Confidence-Coverage Divergence (CCD): Same-axis repetition decreases output entropy (rising false certainty) while bug-class coverage stays flat. P2 Floor: When your false-positive rate crosses ~40% on two consecutive fresh-axis waves with zero new critical bugs, the surface is clean. The FP rate acts as an entropy meter. Rotation > Diversity: Rotating a single model across 3 orthogonal axes outperformed using 3 different models on the same axis.
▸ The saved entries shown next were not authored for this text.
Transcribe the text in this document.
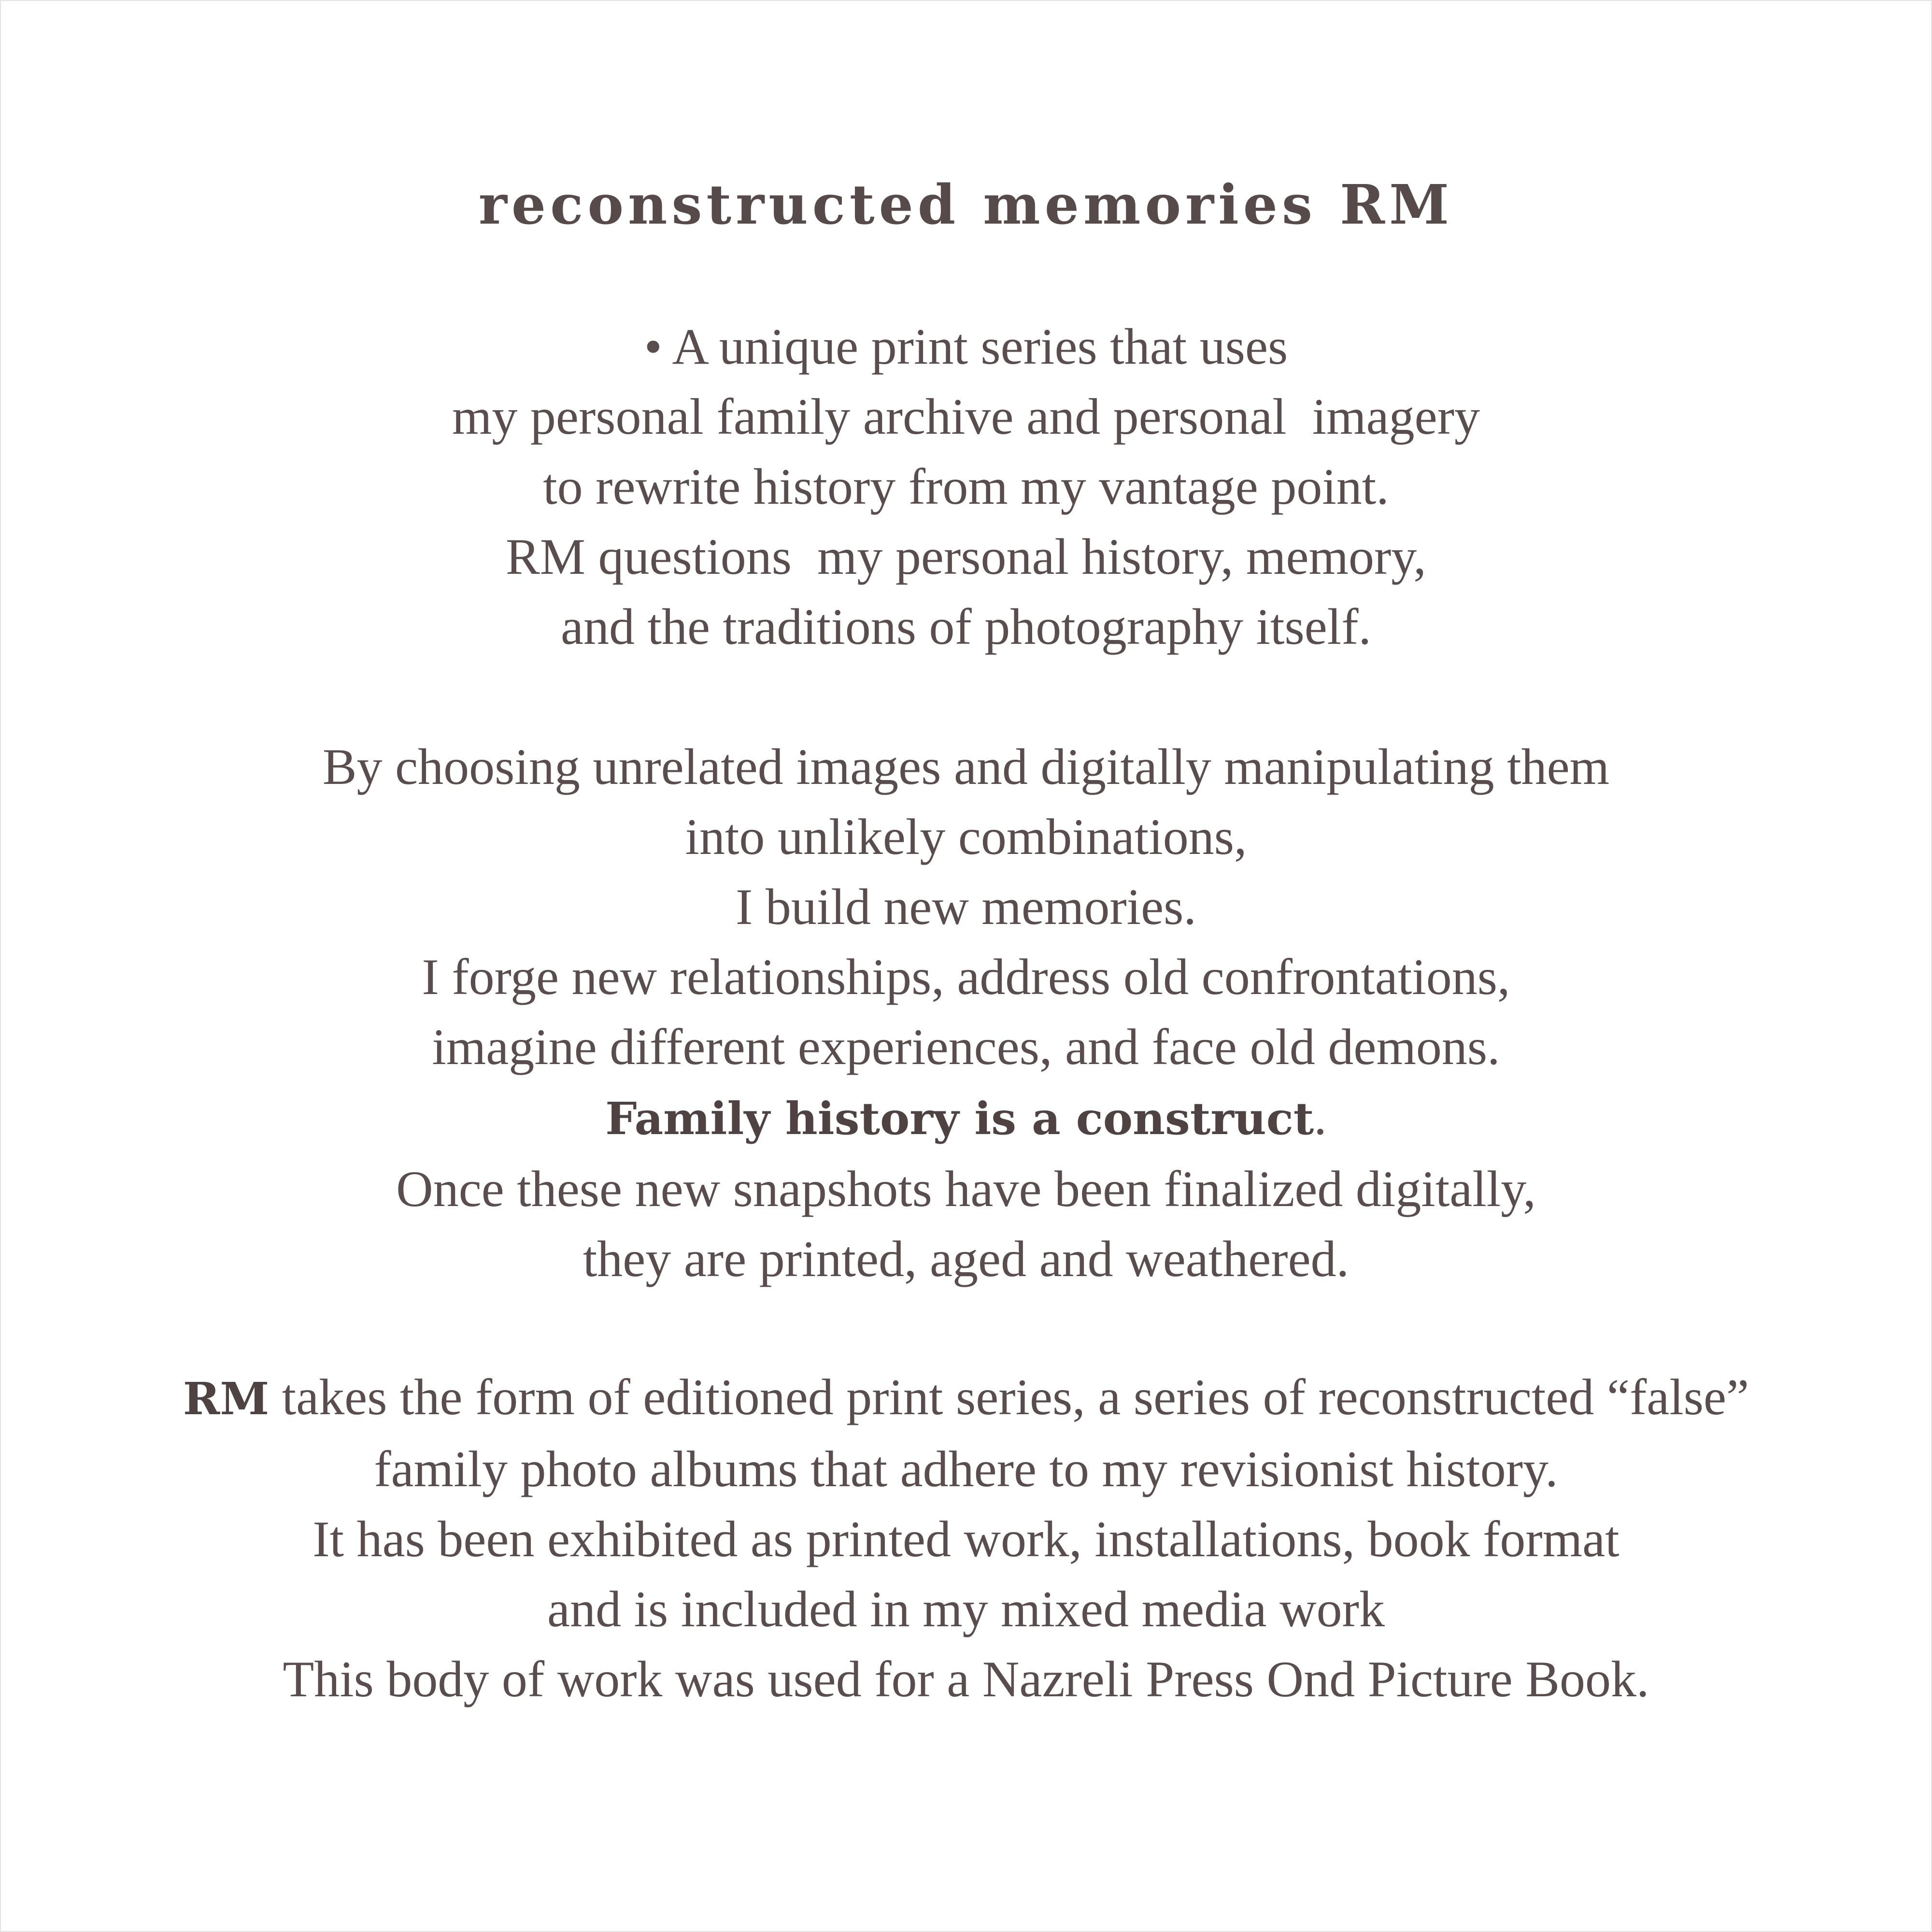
reconstructed memories RM

• A unique print series that uses
my personal family archive and personal  imagery
to rewrite history from my vantage point.
RM questions  my personal history, memory,
and the traditions of photography itself.

By choosing unrelated images and digitally manipulating them
into unlikely combinations,
I build new memories.
I forge new relationships, address old confrontations,
imagine different experiences, and face old demons.
Family history is a construct.
Once these new snapshots have been finalized digitally,
they are printed, aged and weathered.

RM takes the form of editioned print series, a series of reconstructed “false”
family photo albums that adhere to my revisionist history.
It has been exhibited as printed work, installations, book format
and is included in my mixed media work
This body of work was used for a Nazreli Press Ond Picture Book.
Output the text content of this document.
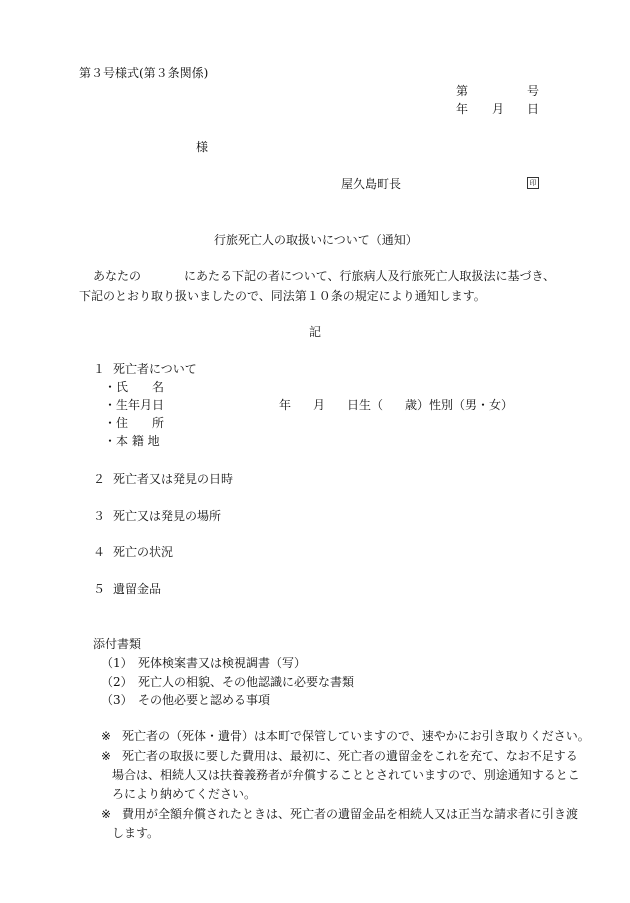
第３号様式(第３条関係)
第	号
年 月 日
様
屋久島町長	印
行旅死亡人の取扱いについて（通知）
あなたの	にあたる下記の者について、行旅病人及行旅死亡人取扱法に基づき、
下記のとおり取り扱いましたので、同法第１０条の規定により通知します。
記
１ 死亡者について
・氏　　名
・生年月日	年 月 日生（ 歳）性別（男・女）
・住　　所
・本 籍 地
２ 死亡者又は発見の日時
３ 死亡又は発見の場所
４ 死亡の状況
５ 遺留金品
添付書類
（1） 死体検案書又は検視調書（写）
（2） 死亡人の相貌、その他認識に必要な書類
（3） その他必要と認める事項
※ 死亡者の（死体・遺骨）は本町で保管していますので、速やかにお引き取りください。
※ 死亡者の取扱に要した費用は、最初に、死亡者の遺留金をこれを充て、なお不足する
場合は、相続人又は扶養義務者が弁償することとされていますので、別途通知するとこ
ろにより納めてください。
※ 費用が全額弁償されたときは、死亡者の遺留金品を相続人又は正当な請求者に引き渡
します。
Scale of the test: Earlier this week I ran a 36-hour marathon audit across 150+ surfaces. Yield: 60+ P0 bugs fixed and ~150 P1 bugs catalogued (e.g., OAuth sentinel bypasses, silent cache-invalidation race conditions). Each was invisible to other probe axes. The web app now feels the snappiest it’s ever been. Same-axis repetition plateaus at ~20% bug-class discovery yield, while orthogonal rotation reaches ~80% — a 4–5× advantage. I took the full 350K-line codebase to systemic P2 floor. The app is perceptibly faster afterward. I wrote a short paper formalizing the method and the supporting topological observations. To verify this wasn’t just a prompting trick, I ran persistent homology (Vietoris-Rips on Gemini semantic embeddings of 58 production bug classes). It revealed 20 significant β₁ interior loops — evidence that the bug classes form geometric structure in semantic space that same-axis probing structurally cannot exhaust. Preprint (Zenodo): https://doi.org/10.5281/zenodo.19223166 This is a single real-world codebase, not a controlled experiment. The survival curves are strong evidence, not final proof. What I’m genuinely curious about:
Has anyone else seen meaningfully better LLM bug detection by rotating audit axes? Does Confidence-Coverage Divergence (CCD) appear in LLM evaluation loops (RLHF, Constitutional AI)? What does the survival curve look like on a codebase you didn’t build yourself?
(19-year Ontario teacher | M.A., B.A. Philosophy · B.Sc. Physics. Built this for real families.)
chunpaiyang•1h ago
But you know, engineers bullshit each other all the time too. The difference is we have a way to verify it - logical chains. You have to build an argument that holds up before anayone buys in it.
So I though, can I make AI build its own logical chain ? Let it pass its own logic check before telling me the result.
That's how I created my own "think" skill. It's based on Meta's CoT paper: https://arxiv.org/abs/2501.04682
It roughly works like this: 1. FRAME - Challenge the question itself, hidden assumptions.
2. GROUND - Map what you know, what you need, what's missing.
3. ASSOCIATE - Launch multiple independent agents in parallel to generate hypotheses, avoid anchoring bias.
4. VERIFY - Break each hypothesis into atomic claims, verify each independently
5. CHAIN - Build a logical chain from survivors
6. PROVE and LOOP - Walk backwards from conclusion to premises, seearch for evidence, repair if broken
7. DELIVER - Start with "I was wrong if ...."
It helps me a lot. Whenever I need to check if Claude Opus 4.6 is bullshitting me. I just say "/think verify the above reasoning is correct" or "/think verify the above fix is correct and complete."